Kryminalni z Komendy Miejskiej Policji w Słupsku ustalili w wyniku prowadzonych czynności operacyjnych, że na terenie jednej z posesji w gminie Redzikowo jej mieszkaniec może ukrywać znaczne ilości zabronionych substancji.
.
– Funkcjonariusze zapukali do drzwi 20-latka, jednak ten w rozmowie z nimi powiedział, że nie ukrywa żadnych narkotyków.

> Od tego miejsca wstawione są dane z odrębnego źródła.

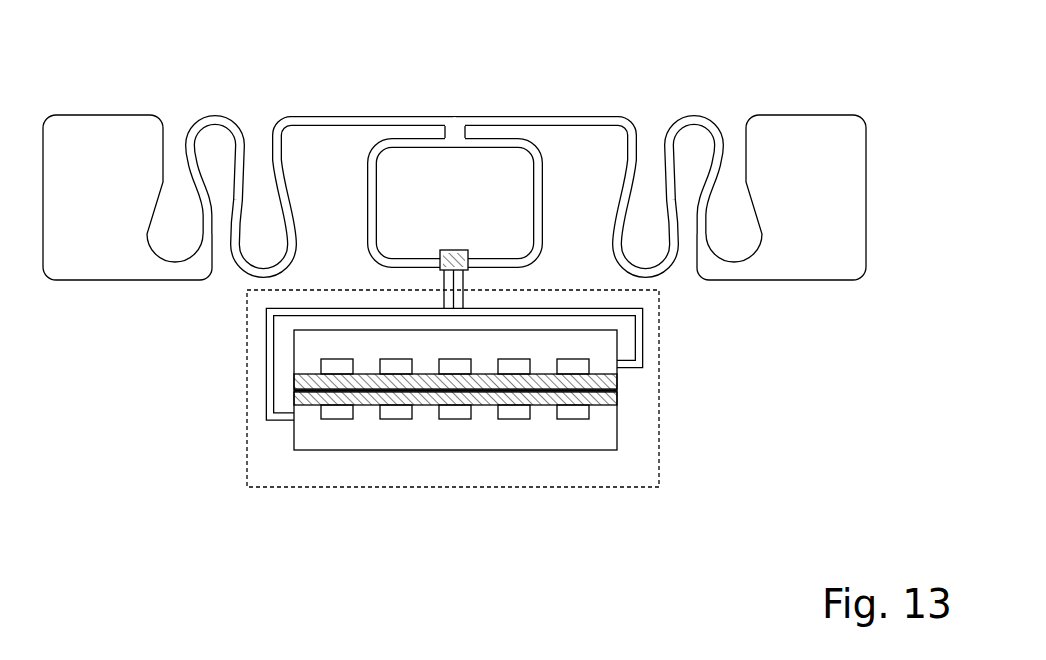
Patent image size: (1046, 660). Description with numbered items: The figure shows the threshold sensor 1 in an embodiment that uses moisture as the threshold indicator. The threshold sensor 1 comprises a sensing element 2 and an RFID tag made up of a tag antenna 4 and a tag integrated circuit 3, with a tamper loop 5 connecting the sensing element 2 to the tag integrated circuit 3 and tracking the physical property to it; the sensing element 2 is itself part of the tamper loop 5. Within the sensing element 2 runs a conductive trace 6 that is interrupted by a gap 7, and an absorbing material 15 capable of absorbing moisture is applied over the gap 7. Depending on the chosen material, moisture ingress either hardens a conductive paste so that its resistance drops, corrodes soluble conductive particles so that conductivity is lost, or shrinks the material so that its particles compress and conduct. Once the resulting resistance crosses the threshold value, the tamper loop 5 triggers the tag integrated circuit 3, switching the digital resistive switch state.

The threshold sensor 1 is at (825, 65).
The sensing element 2 is at (645, 430).
The tag integrated circuit 3 is at (453, 249).
The tag antenna 4 is at (640, 129).
The tamper loop 5 is at (508, 486).
The conductive trace 6 is at (643, 330).
The gap 7 is at (617, 391).
The absorbing material 15 is at (292, 380).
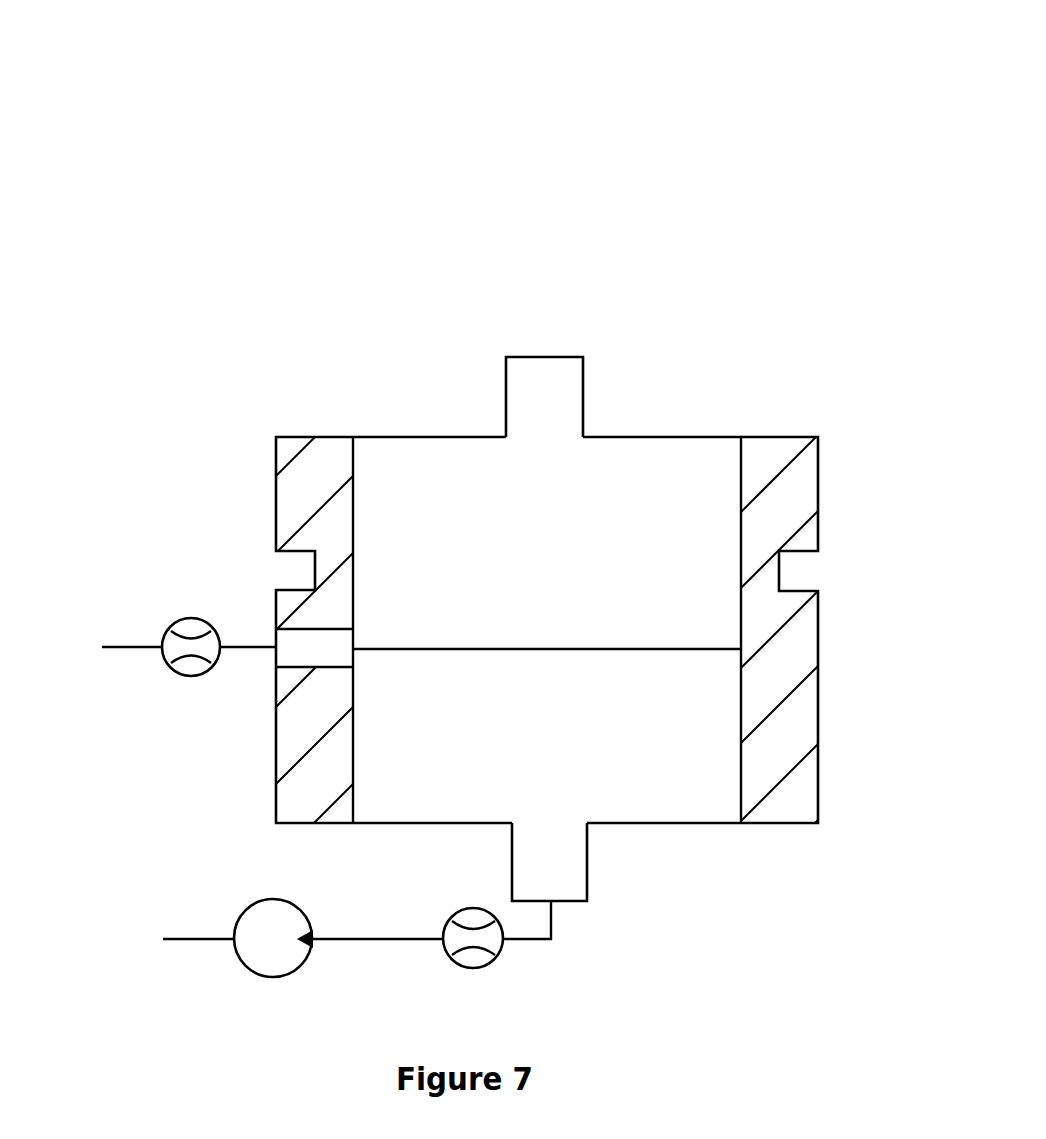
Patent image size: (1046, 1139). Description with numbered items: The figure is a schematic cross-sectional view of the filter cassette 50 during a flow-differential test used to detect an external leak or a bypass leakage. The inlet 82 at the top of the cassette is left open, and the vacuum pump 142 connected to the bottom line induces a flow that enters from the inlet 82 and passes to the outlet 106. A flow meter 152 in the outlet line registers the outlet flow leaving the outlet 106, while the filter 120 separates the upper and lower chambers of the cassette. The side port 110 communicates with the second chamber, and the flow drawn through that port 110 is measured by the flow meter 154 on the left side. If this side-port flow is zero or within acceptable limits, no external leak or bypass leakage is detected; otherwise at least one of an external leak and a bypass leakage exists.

The filtration test assembly 50 is at (703, 236).
The inlet 82 is at (558, 420).
The outlet 106 is at (565, 839).
The filter membrane 120 is at (572, 647).
The port 110 is at (345, 648).
The flow meter 154 is at (178, 618).
The vacuum pump 142 is at (235, 922).
The flow meter F2 152 is at (500, 953).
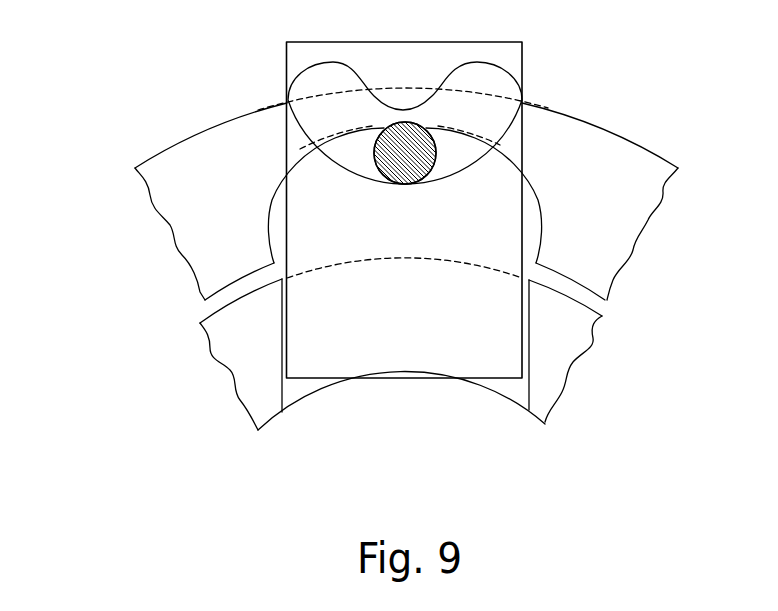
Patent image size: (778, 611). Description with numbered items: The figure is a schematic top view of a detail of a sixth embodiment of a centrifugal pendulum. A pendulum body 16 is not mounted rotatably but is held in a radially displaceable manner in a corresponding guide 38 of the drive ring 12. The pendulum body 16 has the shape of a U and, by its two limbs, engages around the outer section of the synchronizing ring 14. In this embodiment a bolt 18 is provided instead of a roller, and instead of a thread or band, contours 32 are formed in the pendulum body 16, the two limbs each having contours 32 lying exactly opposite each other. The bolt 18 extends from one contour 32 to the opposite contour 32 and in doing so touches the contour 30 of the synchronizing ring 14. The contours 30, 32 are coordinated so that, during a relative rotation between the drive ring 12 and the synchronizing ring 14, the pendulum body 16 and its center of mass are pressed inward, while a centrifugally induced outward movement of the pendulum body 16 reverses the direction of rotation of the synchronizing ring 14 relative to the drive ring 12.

Policjanci przeprowadzili przeszukanie wspólnie z funkcjonariuszami straży granicznej oraz ich psa służbowego o imieniu Hira, który po wejściu na posesję podjął trop i skierował się w stronę przydomowego ogródka, a następnie wskazał miejsca, gdzie zakopane były narkotyki – informuje mł. asp. Jakub Bagiński, oficer prasowy KMP w Słupsku. – Znalezione substancje zostały zabezpieczone jako dowód w sprawie, a ich dokładne sprawdzenie i zważenie wykazało, że jest to łącznie ponad 1,6 kilograma amfetaminy i marihuany. 20-latek został zatrzymany i przesłuchany, a następnie usłyszał zarzut posiadania znacznych ilości środków odurzających.
.
Sąd zastosował wobec mężczyzny dozór, zakaz opuszczania kraju i poręczenie majątkowe. Za to przestępstwo grozi od roku do 10 lat pozbawienia wolności. (opr. jwb)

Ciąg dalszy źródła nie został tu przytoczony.